Anton Soradoi
Anton Soradoi

Reputation: 1851

Why does a MySQL query take anywhere from 1 millisecond to 7 seconds?

I have an SQL query(see below) that returns exactly what I need but when ran through phpMyAdmin takes anywhere from 0.0009 seconds to 0.1149 seconds and occasionally all the way up to 7.4983 seconds.

Query:

SELECT
  e.id,
  e.title,
  e.special_flag,
  CASE WHEN a.date >= '2013-03-29' THEN a.date ELSE '9999-99-99' END as date
  CASE WHEN a.date >= '2013-03-29' THEN a.time ELSE '99-99-99' END as time,
  cat.lastname,
  FROM e_table as e
  LEFT JOIN a_table as a ON (a.e_id=e.id)
  LEFT JOIN c_table as c ON (e.c_id=c.id)
  LEFT JOIN cat_table as cat ON (cat.id=e.cat_id)
  LEFT JOIN m_table as m ON (cat.name=m.name AND cat.lastname=m.lastname)
  JOIN (
          SELECT DISTINCT innere.id
          FROM e_table as innere
          LEFT JOIN a_table as innera ON (innera.e_id=innere.id AND
                                          innera.date >= '2013-03-29')
          LEFT JOIN c_table as innerc ON (innere.c_id=innerc.id)
          WHERE (
                  (
                    innera.date >= '2013-03-29' AND 
                    innera.flag_two=1
                  ) OR 
                  innere.special_flag=1
                ) AND
                innere.flag_three=1 AND 
                innere.flag_four=1
          ORDER BY COALESCE(innera.date, '9999-99-99') ASC,
                   innera.time ASC,
                   innere.id DESC LIMIT 0, 10
       ) AS elist ON (e.id=elist.id)
  WHERE (a.flag_two=1 OR e.special_flag) AND e.flag_three=1 AND e.flag_four=1
  ORDER BY a.date ASC, a.time ASC, e.id DESC

Explain Plan: The above query explain plan

The question is: Which part of this query could be causing the wide range of difference in performance?

Upvotes: 3

Views: 3016

Answers (2)

DRapp
DRapp

Reputation: 48139

Lets start that both your outer and inner query are working with the "e" table WITH a minimum requirement of flag_three = 1 AND flag_four = 1 (regardless of your inner query's (( x and y ) or z) condition. Also, your outer WHERE clause has explicit reference to the a.Flag_two, but no NULL which forces your LEFT JOIN to actually become an (INNER) JOIN. Also, it appears every "e" record MUST have a category as you are looking for the "cat.lastname" and no coalesce() if none found. This makes sense at it appears to be a "lookup" table reference. As for the "m_table" and "c_table", you are not getting or doing anything with it, so they can be removed completely.

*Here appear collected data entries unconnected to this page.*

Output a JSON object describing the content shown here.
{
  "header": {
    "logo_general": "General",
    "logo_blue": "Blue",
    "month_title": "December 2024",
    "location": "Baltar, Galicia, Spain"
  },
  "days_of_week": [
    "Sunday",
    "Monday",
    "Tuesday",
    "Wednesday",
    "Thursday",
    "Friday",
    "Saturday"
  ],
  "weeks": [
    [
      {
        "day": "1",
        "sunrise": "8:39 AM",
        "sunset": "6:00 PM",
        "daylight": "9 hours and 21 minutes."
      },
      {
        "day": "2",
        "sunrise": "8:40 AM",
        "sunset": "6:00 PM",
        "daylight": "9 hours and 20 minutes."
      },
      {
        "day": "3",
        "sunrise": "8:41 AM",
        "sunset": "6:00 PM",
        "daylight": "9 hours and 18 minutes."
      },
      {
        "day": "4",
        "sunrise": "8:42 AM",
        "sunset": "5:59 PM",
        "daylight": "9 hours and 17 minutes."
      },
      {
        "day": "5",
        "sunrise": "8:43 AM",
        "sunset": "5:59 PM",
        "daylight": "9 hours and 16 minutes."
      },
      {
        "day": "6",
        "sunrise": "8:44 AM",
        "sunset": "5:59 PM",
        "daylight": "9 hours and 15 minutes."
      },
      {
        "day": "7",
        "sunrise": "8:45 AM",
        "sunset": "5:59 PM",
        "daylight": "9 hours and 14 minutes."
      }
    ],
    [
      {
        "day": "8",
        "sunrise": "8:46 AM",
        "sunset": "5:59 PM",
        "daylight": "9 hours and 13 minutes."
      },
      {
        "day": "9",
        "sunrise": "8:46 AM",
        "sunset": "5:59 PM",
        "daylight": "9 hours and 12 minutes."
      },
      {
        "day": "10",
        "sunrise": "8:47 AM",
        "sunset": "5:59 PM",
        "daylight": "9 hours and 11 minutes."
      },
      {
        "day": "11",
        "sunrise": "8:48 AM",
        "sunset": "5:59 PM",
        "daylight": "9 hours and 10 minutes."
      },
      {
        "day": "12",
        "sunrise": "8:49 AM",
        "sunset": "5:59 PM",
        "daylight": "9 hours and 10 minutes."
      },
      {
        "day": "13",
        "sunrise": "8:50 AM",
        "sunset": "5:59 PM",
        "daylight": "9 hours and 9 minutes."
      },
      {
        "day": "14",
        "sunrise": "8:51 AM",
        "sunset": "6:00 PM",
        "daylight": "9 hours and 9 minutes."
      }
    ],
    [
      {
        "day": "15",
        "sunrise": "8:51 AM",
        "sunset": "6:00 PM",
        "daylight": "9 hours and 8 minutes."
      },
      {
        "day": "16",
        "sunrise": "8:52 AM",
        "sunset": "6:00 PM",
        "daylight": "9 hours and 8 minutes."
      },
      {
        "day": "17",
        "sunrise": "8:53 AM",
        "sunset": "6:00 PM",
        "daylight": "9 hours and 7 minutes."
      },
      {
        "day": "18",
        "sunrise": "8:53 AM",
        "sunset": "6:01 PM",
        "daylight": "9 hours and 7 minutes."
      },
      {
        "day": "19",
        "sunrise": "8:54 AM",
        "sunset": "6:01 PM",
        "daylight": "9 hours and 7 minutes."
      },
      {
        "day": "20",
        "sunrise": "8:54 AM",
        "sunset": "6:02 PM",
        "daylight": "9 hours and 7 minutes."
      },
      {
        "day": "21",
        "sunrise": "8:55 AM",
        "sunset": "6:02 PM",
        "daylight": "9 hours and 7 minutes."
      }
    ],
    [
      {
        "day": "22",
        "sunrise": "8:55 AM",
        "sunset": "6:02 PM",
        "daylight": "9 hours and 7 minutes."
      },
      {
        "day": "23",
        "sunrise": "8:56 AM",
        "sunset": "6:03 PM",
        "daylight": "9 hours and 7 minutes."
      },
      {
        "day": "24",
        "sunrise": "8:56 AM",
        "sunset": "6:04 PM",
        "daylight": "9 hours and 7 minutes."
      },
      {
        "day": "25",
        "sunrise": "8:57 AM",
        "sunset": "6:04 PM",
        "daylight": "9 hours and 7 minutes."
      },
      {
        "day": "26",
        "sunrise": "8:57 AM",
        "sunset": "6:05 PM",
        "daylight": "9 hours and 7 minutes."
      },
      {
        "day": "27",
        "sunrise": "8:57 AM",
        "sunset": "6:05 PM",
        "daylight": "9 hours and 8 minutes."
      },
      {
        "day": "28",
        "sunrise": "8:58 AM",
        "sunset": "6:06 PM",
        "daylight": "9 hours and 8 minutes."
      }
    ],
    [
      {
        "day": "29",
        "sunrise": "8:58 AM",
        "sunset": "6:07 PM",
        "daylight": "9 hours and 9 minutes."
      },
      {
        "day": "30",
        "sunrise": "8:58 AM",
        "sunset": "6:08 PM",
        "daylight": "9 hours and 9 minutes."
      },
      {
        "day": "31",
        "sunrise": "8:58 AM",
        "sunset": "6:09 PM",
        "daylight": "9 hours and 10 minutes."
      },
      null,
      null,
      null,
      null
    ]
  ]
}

Would the following query get you the same results?

select 
      e1.id,
      e1.Title,
      e1.Special_Flag,
      e1.cat_id,
      coalesce( a1.date, '9999-99-99' ) ADate,
      coalesce( a1.time, '99-99-99' ) ATime
      cat.LastName
   from
      e_table e1
         LEFT JOIN a_table as a1
             ON e1.id = a1.e_id
            AND a1.flag_two = 1
            AND a1.date >= '2013-03-29'

         JOIN cat_table as cat 
             ON e1.cat_id = cat.id
   where
          e1.flag_three = 1
      and e1.flag_four = 1 
      and (   e1.special_flag = 1
           OR a1.id IS NOT NULL )
   order by
      IF( a1.id is null, 2, 1 ),
      ADate,
      ATime,
      e1.ID Desc
   limit
      0, 10

The Main WHERE clause qualifies for ONLY those that have the "three and four" flags set to 1 PLUS EITHER the ( special flag exists OR there is a valid "a" record that is on/after the given date in question).

From that, simple order by and limit.

As for getting the date and time, it appears that you only want records on/after the date to be included, otherwise ignore them (such as they are old and not applicable, you don't want to see them).

The order by, I am testing FIRST for a NULL value for the "a" ID. If so, we know they will all be forced to a date of '9999-99-99' and time of '99-99-99' and want them pushed to the bottom (hence 2), otherwise, there IS an "a" record and you want those first (hence 1). Then, sort by the date/time respectively and then the ID descending in case many within the same date/time.

Finally, to help on the indexes, I would ensure your "e" table has an index on

( id, flag_three, flag_four, special_flag ).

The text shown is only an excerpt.